Desde o começo do ano, o país vem registrando um número crescente de protestos e greves, apesar da forte repressão do governo de Recep Tayyip Erdogan: em janeiro, um desses atos ganhou destaque internacional, quando jornalistas do escritório do serviço turco da BBC fizeram uma paralisação para exigir a reposição das perdas. Ao invés dos 20% oferecidos pela direção, conseguiram 32%. Hoje, a inflação na Turquia beira os 80% ao ano, e para evitar novas manifestações, o governo convenceu as empresas de energia a “parcelarem” os aumentos nas contas.

Coreia do Sul

Em junho, caminhoneiros sul-coreanos cruzaram os braços e exigiram, além de melhores salários, ações para conter a alta dos preços dos combustíveis. A paralisação provocou abalos pelo mundo, uma vez que o país é um dos principais produtores de itens escassos no mercado, como semicondutores, e problemas nas exportações aumentariam ainda mais os gargalos na indústria. A paralisação terminou depois de oito dias, e provocou um impacto de US$ 1,2 bilhão na economia local. No mês passado, a inflação anual na Coreia do Sul chegou a 5,4%, a mais alta em 14 anos.

Albânia

Na semana passada, milhares de pessoas tomaram as ruas de Tirana pedindo a renúncia do governo, apontado como incapaz de enfrentar a alta dos preços de itens básicos, como alimentos e combustíveis. De acordo com o Banco Central albanês, a taxa anual de inflação está em 6,7%, mas ela pode não ter chegado ao seu nível mais elevado. Em uma tentativa de conter a alta, o BC elevou em um ponto percentual a taxa básica de juros, e destacou que o atual cenário é “um risco a longo prazo” para a economia.

Quênia

No Quênia, onde a inflação está em 7,91% ao ano, segundo números de maio, a população vem se organizando em protestos para pressionar as autoridades por medidas para reduzir os preços dos alimentos. As críticas ao que muitos veem como falta de vontade de resolver os problemas nacionais, além de uma percepção generalizada de corrupção, também pautam o debate que antecede as eleições gerais, previstas para 9 de agosto.
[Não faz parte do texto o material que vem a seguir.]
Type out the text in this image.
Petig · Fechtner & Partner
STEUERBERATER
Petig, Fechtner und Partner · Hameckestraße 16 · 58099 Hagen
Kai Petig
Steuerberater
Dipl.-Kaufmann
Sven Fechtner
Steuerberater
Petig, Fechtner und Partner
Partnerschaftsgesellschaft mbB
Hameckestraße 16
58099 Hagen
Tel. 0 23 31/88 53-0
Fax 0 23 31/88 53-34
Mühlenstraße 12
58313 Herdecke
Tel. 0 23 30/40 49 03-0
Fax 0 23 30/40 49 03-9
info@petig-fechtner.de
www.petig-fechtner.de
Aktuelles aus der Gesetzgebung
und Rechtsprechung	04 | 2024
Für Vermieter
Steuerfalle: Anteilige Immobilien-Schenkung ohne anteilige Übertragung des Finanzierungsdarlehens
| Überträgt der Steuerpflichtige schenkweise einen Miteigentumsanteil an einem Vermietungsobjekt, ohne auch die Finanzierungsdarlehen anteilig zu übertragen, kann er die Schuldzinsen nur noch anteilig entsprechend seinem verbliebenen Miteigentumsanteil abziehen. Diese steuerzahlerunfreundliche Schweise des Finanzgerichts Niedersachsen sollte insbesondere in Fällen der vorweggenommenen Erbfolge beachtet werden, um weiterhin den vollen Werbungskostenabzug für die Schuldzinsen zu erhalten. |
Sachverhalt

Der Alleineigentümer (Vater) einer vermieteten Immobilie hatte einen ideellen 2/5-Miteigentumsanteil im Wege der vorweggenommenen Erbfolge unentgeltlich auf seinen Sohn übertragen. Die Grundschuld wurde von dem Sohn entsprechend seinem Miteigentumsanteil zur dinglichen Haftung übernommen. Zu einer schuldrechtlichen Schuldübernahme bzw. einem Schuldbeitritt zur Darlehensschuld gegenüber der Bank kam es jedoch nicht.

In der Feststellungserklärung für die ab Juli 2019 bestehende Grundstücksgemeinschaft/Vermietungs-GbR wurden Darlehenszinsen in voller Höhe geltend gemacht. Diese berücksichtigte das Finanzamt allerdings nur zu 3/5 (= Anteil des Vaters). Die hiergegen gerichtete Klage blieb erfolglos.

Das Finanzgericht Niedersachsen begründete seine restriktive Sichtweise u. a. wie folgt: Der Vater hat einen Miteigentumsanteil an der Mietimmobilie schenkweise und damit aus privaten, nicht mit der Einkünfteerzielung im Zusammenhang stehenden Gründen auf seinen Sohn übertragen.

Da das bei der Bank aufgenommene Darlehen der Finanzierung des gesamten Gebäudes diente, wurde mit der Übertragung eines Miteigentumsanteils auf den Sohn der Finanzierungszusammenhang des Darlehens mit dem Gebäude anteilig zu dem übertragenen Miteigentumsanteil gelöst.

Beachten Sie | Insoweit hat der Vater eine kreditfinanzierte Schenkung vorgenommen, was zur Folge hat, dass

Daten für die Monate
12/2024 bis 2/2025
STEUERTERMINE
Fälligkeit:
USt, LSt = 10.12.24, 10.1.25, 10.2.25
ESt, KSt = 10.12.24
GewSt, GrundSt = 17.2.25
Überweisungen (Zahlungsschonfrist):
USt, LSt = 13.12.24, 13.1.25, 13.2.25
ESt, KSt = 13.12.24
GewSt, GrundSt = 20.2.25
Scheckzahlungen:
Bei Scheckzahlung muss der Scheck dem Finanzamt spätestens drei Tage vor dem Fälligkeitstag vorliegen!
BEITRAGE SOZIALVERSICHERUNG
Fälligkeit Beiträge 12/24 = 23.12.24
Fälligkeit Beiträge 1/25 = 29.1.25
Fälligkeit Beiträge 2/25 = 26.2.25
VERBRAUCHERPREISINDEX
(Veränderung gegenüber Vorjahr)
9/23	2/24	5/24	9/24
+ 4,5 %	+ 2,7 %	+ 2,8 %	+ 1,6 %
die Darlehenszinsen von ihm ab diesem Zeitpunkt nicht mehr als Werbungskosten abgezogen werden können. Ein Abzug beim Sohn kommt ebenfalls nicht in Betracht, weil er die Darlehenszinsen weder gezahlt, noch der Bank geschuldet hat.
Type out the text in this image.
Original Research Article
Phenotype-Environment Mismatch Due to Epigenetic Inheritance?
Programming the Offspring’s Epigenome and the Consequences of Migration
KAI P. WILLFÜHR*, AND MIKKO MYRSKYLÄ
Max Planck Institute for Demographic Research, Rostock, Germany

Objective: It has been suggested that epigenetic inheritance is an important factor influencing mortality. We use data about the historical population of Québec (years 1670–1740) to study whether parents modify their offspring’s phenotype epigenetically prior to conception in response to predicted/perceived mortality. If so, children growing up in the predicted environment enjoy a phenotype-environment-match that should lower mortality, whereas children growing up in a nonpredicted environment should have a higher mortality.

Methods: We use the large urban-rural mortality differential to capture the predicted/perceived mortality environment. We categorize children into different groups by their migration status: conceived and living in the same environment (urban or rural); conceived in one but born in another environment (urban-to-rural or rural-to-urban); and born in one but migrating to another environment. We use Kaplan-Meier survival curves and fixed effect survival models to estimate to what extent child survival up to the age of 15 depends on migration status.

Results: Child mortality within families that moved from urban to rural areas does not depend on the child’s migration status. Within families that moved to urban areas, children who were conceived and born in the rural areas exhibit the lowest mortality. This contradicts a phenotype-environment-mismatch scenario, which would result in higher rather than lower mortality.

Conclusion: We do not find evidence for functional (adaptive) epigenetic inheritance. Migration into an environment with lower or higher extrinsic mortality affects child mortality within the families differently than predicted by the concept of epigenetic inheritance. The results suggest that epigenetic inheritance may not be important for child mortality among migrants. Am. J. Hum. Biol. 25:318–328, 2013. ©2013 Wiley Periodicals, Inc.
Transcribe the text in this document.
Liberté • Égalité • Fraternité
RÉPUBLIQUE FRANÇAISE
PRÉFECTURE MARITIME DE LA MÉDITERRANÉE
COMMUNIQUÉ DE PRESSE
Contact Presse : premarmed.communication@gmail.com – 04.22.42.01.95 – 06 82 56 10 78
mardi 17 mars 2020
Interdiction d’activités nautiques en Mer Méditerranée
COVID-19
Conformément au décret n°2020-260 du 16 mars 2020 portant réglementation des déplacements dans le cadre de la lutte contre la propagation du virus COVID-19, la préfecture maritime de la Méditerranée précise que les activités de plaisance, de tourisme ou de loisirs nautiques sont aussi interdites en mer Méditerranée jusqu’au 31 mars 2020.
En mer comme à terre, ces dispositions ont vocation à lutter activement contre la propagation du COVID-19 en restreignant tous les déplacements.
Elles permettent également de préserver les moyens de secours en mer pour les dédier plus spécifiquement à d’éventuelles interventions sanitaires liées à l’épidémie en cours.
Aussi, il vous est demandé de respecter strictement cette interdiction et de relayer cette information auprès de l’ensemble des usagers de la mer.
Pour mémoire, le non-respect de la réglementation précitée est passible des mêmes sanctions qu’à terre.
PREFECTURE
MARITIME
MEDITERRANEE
As pesquisas mostram que o candidato apoiado pelo atual presidente, Uhuru Kenyatta, está em segundo.

Somália

Uma seca devastadora, ataques de milícias contra áreas de produção de alimentos e os choques provocados pela guerra na Ucrânia devem elevar a inflação na Somália ao maior patamar dos últimos 15 anos, 10% ao ano, e a estimativa é de que 7 milhões de pessoas, metade da população, precisem de ajuda para sobreviver. A expectativa é de que, com a chegada de um novo governo, sejam estabelecidas bases para um diálogo com milícias como o al-Shabab, mas isso não resolverá o gargalo provocado pela queda na oferta de alimentos: cerca de 90% de todos os grãos consumidos na Somália são importados.